As noted by Kiplinger magazine, the court may eliminate some unsecured debts, such as overwhelming medical and credit card bills, with a Chapter 7 petition. If successful, creditors may no longer collect on the balance discharged; a petitioner, however, must first pass a “means test” to qualify.
Bankruptcy means test requirements
New Jersey law requires individuals filing a Chapter 7 petition to pass a means test. The state believes that calculating a household’s monthly income and debt levels helps ensure that only individuals who cannot afford to repay their debts file for a Chapter 7 bankruptcy.
By using a predetermined formula, the court verifies if petitioners have the means to repay their debts. Based on whether an individual earns more or less than the state’s median income level, a bankruptcy could result in having all consumer debts discharged or agreeing to a payment arrangement.
Discharge of debts through Chapter 7
When an individual’s income is high but does not pass The Garden State’s median income level, the court may discharge a portion of a petitioner’s debts. Filers with income levels substantially lower than the state’s median may see the court discharge all their unsecured debts.
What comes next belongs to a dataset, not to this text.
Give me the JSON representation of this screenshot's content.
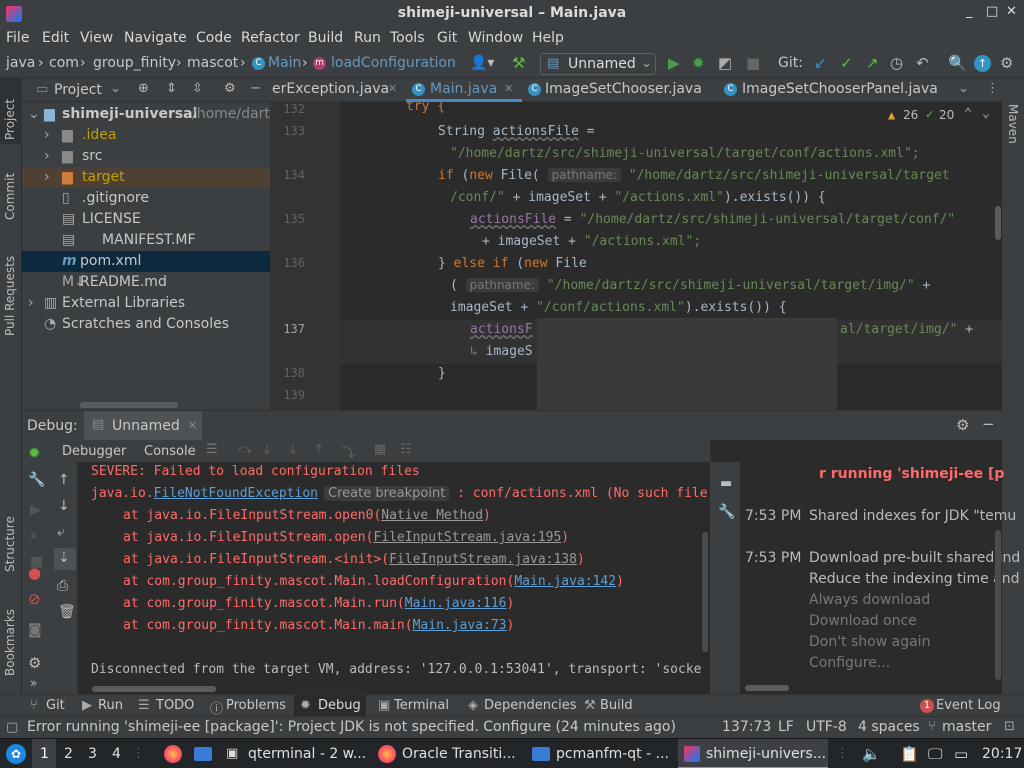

Some debts do not discharge with a Chapter 7 bankruptcy. These include taxes, child support and most student loans. The court will also not discharge any legal fines or fees. Individuals with discharged debts may keep a home and car but may need to refinance a mortgage or reaffirm an auto loan.
Payment arrangement through Chapter 13
Individuals who have a steady income and fail the means test may file a petition for a Chapter 13 bankruptcy. The court could order an affordable arrangement to repay creditors. Petitioners may also keep their house, cars and other assets.